We must fight the war against existing. Going from day to day like hamsters on wheels, fulfilling the rat race mentality, all the while crying out from the depths of our hearts, “Is this it?” That internal voice shouting back in defiance to merely existing is worth paying attention to and dare I say, taking action on.
The odds might be stacked against you. They always are when you are doing anything bigger than you. The path ahead might be foggy but don’t look back with eagerness to return to the place you left. It’s the appetite for the familiar past, or the comfortable present that keeps us from heeding the call to live. The Bible tells us this about the people of faith, “For if they called to mind that place from which they came from, they might have found opportunity to return.” (Hebrews 11:15)
A Different Lens
I propose that we see death as a driving force to live our best life now, no matter what age or stage of life we are in. Let’s view death as a motivator, not an intruder. When we all understand that we are dying, a sense of urgency overtakes lethargy and apathy. We will wake up every day with passion to live by design and not default.
This is what made Jesus effective in thirty three years on earth. He used every opportunity knowing that He was born to die. Death seemed to give perspective on life. “I must work the works of Him that sent Me while it is day, for the night is coming when no one can work.” (John 9:4).

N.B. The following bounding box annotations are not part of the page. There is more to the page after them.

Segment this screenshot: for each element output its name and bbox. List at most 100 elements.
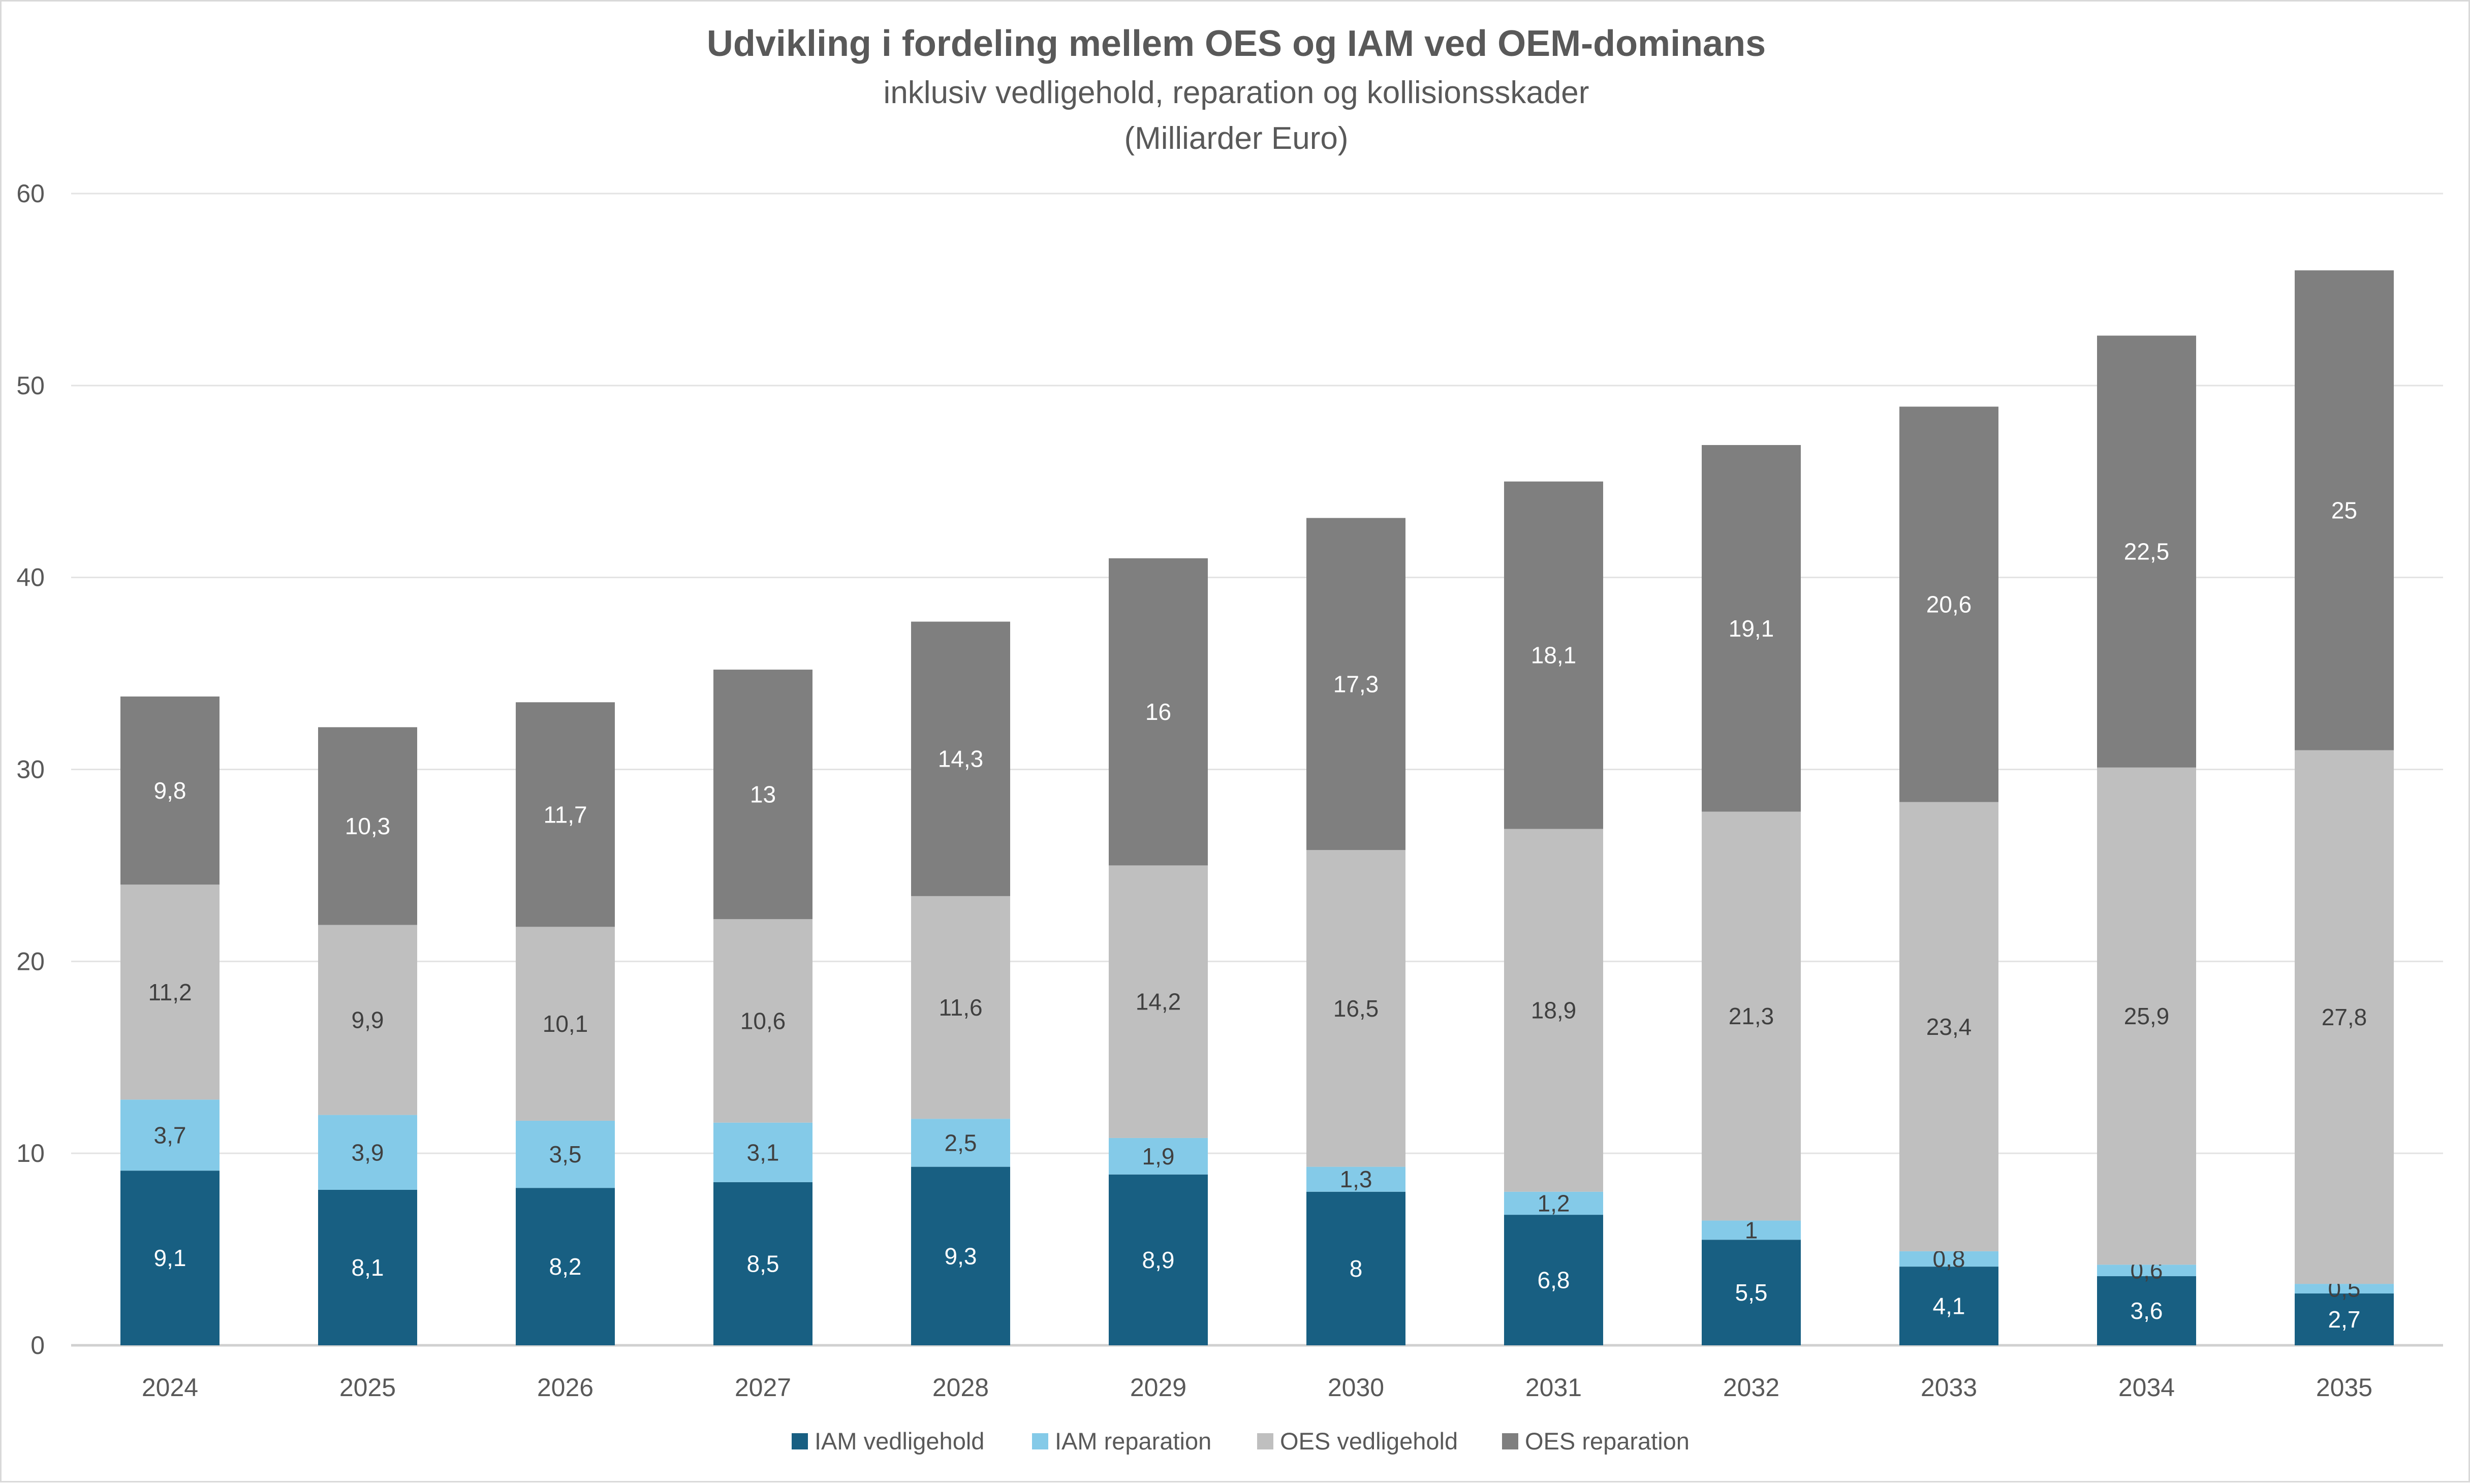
data-label: 27,8	[2322, 1004, 2367, 1030]
y-tick-label: 30	[16, 755, 45, 784]
bars: 9,13,711,29,88,13,99,910,38,23,510,111,7…	[120, 270, 2394, 1345]
bar-segment	[1504, 481, 1603, 829]
data-label: 13	[750, 781, 776, 808]
bar-segment	[2097, 335, 2196, 768]
data-label: 3,6	[2131, 1298, 2163, 1324]
bar-segment	[318, 1189, 417, 1345]
data-label: 8,5	[747, 1250, 779, 1277]
bar-segment	[911, 1119, 1010, 1167]
bar-segment	[713, 919, 812, 1123]
bar-segment	[1702, 1220, 1801, 1240]
data-label: 16,5	[1333, 995, 1379, 1022]
bar-segment	[1306, 518, 1405, 850]
x-tick-label: 2033	[1921, 1373, 1977, 1402]
x-tick-label: 2035	[2316, 1373, 2372, 1402]
legend-label: IAM reparation	[1055, 1428, 1211, 1455]
bar-segment	[1306, 1191, 1405, 1345]
data-label: 10,6	[740, 1007, 786, 1034]
bar-segment	[120, 696, 220, 885]
legend-swatch	[792, 1433, 808, 1449]
data-label: 11,6	[939, 994, 982, 1021]
bar-segment	[120, 1099, 220, 1171]
bar-segment	[2097, 1276, 2196, 1345]
bar-segment	[911, 621, 1010, 896]
data-label: 22,5	[2124, 539, 2170, 565]
data-label: 10,3	[345, 813, 391, 839]
bar-segment	[1702, 445, 1801, 812]
legend-swatch	[1257, 1433, 1273, 1449]
data-label: 17,3	[1333, 671, 1379, 697]
data-label: 20,6	[1926, 591, 1972, 618]
bar-segment	[516, 702, 615, 927]
gridlines: 0 10 20 30 40 50 60	[16, 179, 2443, 1360]
data-label: 14,2	[1136, 989, 1181, 1015]
bar-segment	[516, 927, 615, 1121]
bar-segment	[713, 1182, 812, 1345]
data-label: 23,4	[1926, 1014, 1972, 1040]
data-label: 9,8	[154, 777, 186, 804]
bar-segment	[1306, 1166, 1405, 1192]
bar-segment	[1702, 811, 1801, 1221]
bar-segment	[1504, 1215, 1603, 1345]
bar-segment	[1109, 865, 1208, 1138]
bar-segment	[120, 1171, 220, 1345]
data-label: 5,5	[1735, 1279, 1768, 1306]
bar-segment	[318, 727, 417, 925]
data-label: 3,9	[352, 1139, 384, 1165]
legend-swatch	[1032, 1433, 1048, 1449]
bar-segment	[1899, 406, 1998, 802]
bar-segment	[2295, 270, 2394, 750]
bar-segment	[1109, 1138, 1208, 1175]
data-label: 9,3	[945, 1243, 977, 1269]
x-tick-label: 2027	[735, 1373, 791, 1402]
data-label: 18,1	[1531, 642, 1577, 669]
x-tick-label: 2024	[142, 1373, 198, 1402]
x-tick-label: 2026	[537, 1373, 593, 1402]
data-label: 2,5	[945, 1129, 977, 1156]
bar-segment	[911, 1166, 1010, 1345]
bar-segment	[713, 670, 812, 920]
y-tick-label: 20	[16, 947, 45, 975]
bar-segment	[1504, 829, 1603, 1192]
data-label: 18,9	[1531, 997, 1577, 1024]
data-label: 19,1	[1729, 615, 1774, 642]
bar-segment	[2295, 1293, 2394, 1345]
chart-subtitle: inklusiv vedligehold, reparation og koll…	[884, 75, 1589, 110]
legend-label: OES vedligehold	[1280, 1428, 1458, 1455]
bar-segment	[2295, 750, 2394, 1284]
bar-segment	[1109, 558, 1208, 866]
data-label: 11,7	[543, 801, 587, 828]
bar-segment	[2097, 1265, 2196, 1276]
x-tick-label: 2030	[1328, 1373, 1384, 1402]
bar-segment	[2295, 1284, 2394, 1293]
bar-segment	[1899, 1251, 1998, 1267]
x-axis-labels: 2024 2025 2026 2027 2028 2029 2030 2031 2032 2033…	[142, 1373, 2372, 1402]
data-label: 8,2	[549, 1253, 582, 1280]
legend-label: IAM vedligehold	[815, 1428, 984, 1455]
bar-segment	[911, 896, 1010, 1119]
data-label: 8,9	[1142, 1247, 1175, 1273]
legend: IAM vedligehold IAM reparation OES vedlige…	[792, 1428, 1690, 1455]
data-label: 25	[2331, 497, 2357, 523]
data-label: 4,1	[1933, 1293, 1965, 1319]
y-tick-label: 60	[16, 179, 45, 208]
bar-segment	[318, 1115, 417, 1190]
chart-unit: (Milliarder Euro)	[1124, 121, 1349, 156]
x-tick-label: 2025	[339, 1373, 396, 1402]
data-label: 1,9	[1142, 1143, 1175, 1170]
data-label: 16	[1145, 699, 1171, 725]
bar-segment	[2097, 767, 2196, 1265]
x-tick-label: 2034	[2118, 1373, 2175, 1402]
bar-segment	[1504, 1191, 1603, 1215]
chart-title: Udvikling i fordeling mellem OES og IAM …	[707, 23, 1766, 64]
y-tick-label: 40	[16, 563, 45, 592]
x-tick-label: 2031	[1525, 1373, 1582, 1402]
x-tick-label: 2029	[1130, 1373, 1186, 1402]
y-tick-label: 50	[16, 371, 45, 400]
bar-segment	[120, 885, 220, 1100]
legend-label: OES reparation	[1525, 1428, 1690, 1455]
data-label: 3,5	[549, 1141, 582, 1167]
data-label: 1	[1745, 1217, 1758, 1243]
data-label: 8,1	[352, 1254, 384, 1281]
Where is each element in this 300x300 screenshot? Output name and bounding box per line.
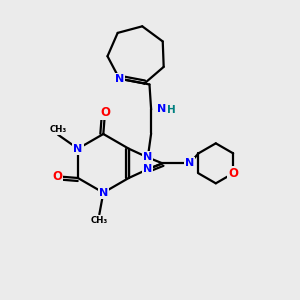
Text: CH₃: CH₃ [91, 216, 108, 225]
Text: N: N [115, 74, 124, 84]
Text: O: O [100, 106, 110, 119]
Text: O: O [228, 167, 238, 180]
Text: N: N [99, 188, 108, 198]
Text: CH₃: CH₃ [49, 125, 67, 134]
Text: H: H [167, 105, 176, 115]
Text: N: N [143, 152, 152, 163]
Text: N: N [143, 164, 152, 174]
Text: N: N [157, 104, 166, 115]
Text: N: N [73, 144, 83, 154]
Text: N: N [185, 158, 194, 168]
Text: O: O [52, 170, 62, 183]
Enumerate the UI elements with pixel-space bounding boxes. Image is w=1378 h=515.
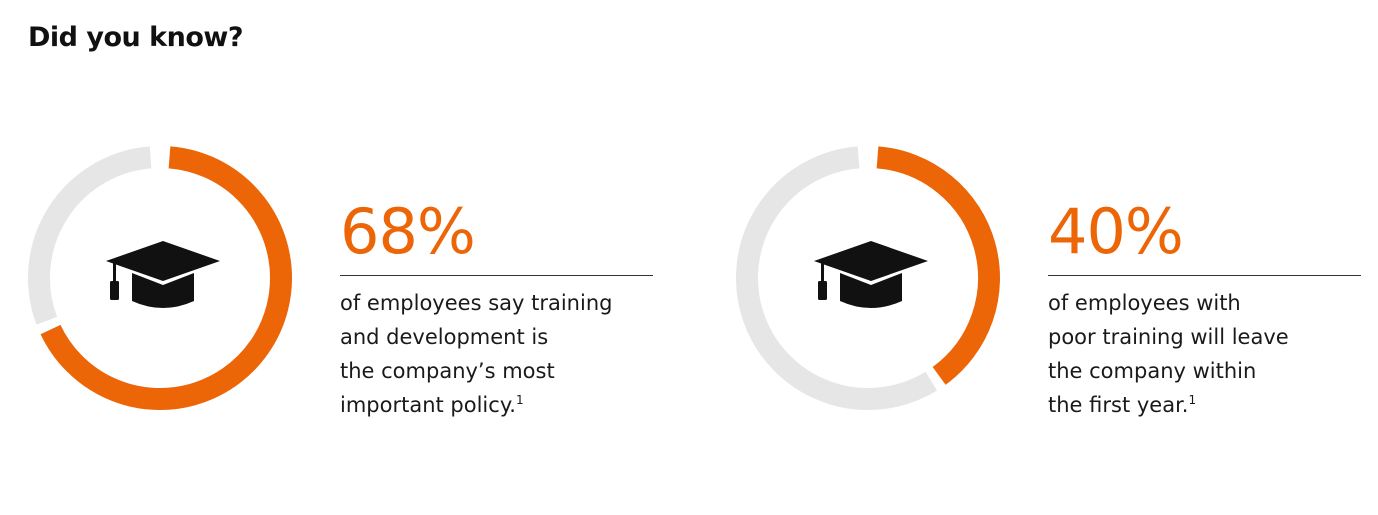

When we are not willing to accept death as inevitable, we will remain stuck in mediocrity, never rising to excellence. How long we live is not an indicator of how well we live. Jesus only had three years of ministry, but the effect of it is still felt today. How are you living the life you have been given?
Living comes with serving. “For the Son of man did not come to be served but to serve and to give His life as a ransom of many.” (Mark 10:45). The most direct route to living is through serving. Recently one CEO stated the service industry is the new engine of job creation taking over from the manufacturing industry. This might sound progressive, but for Jesus service was His modus operandi. When an argument rose among His disciples on who was the greatest, Jesus taught them how to descend to greatness through service instead of ascending through power and assertion.
In whatever we do, serving, not profit should be our priority. When we only seek profit we end up selling our soul to the highest bidder or sometimes the lowest when desperation sets. Start serving where you are and grow from there. The opportunity to serve is everywhere. Roman philosopher Maurice Tullius Cicero is quoted as saying, “Non nobis solum nati sumus” which means, “Not for ourselves alone are we born.”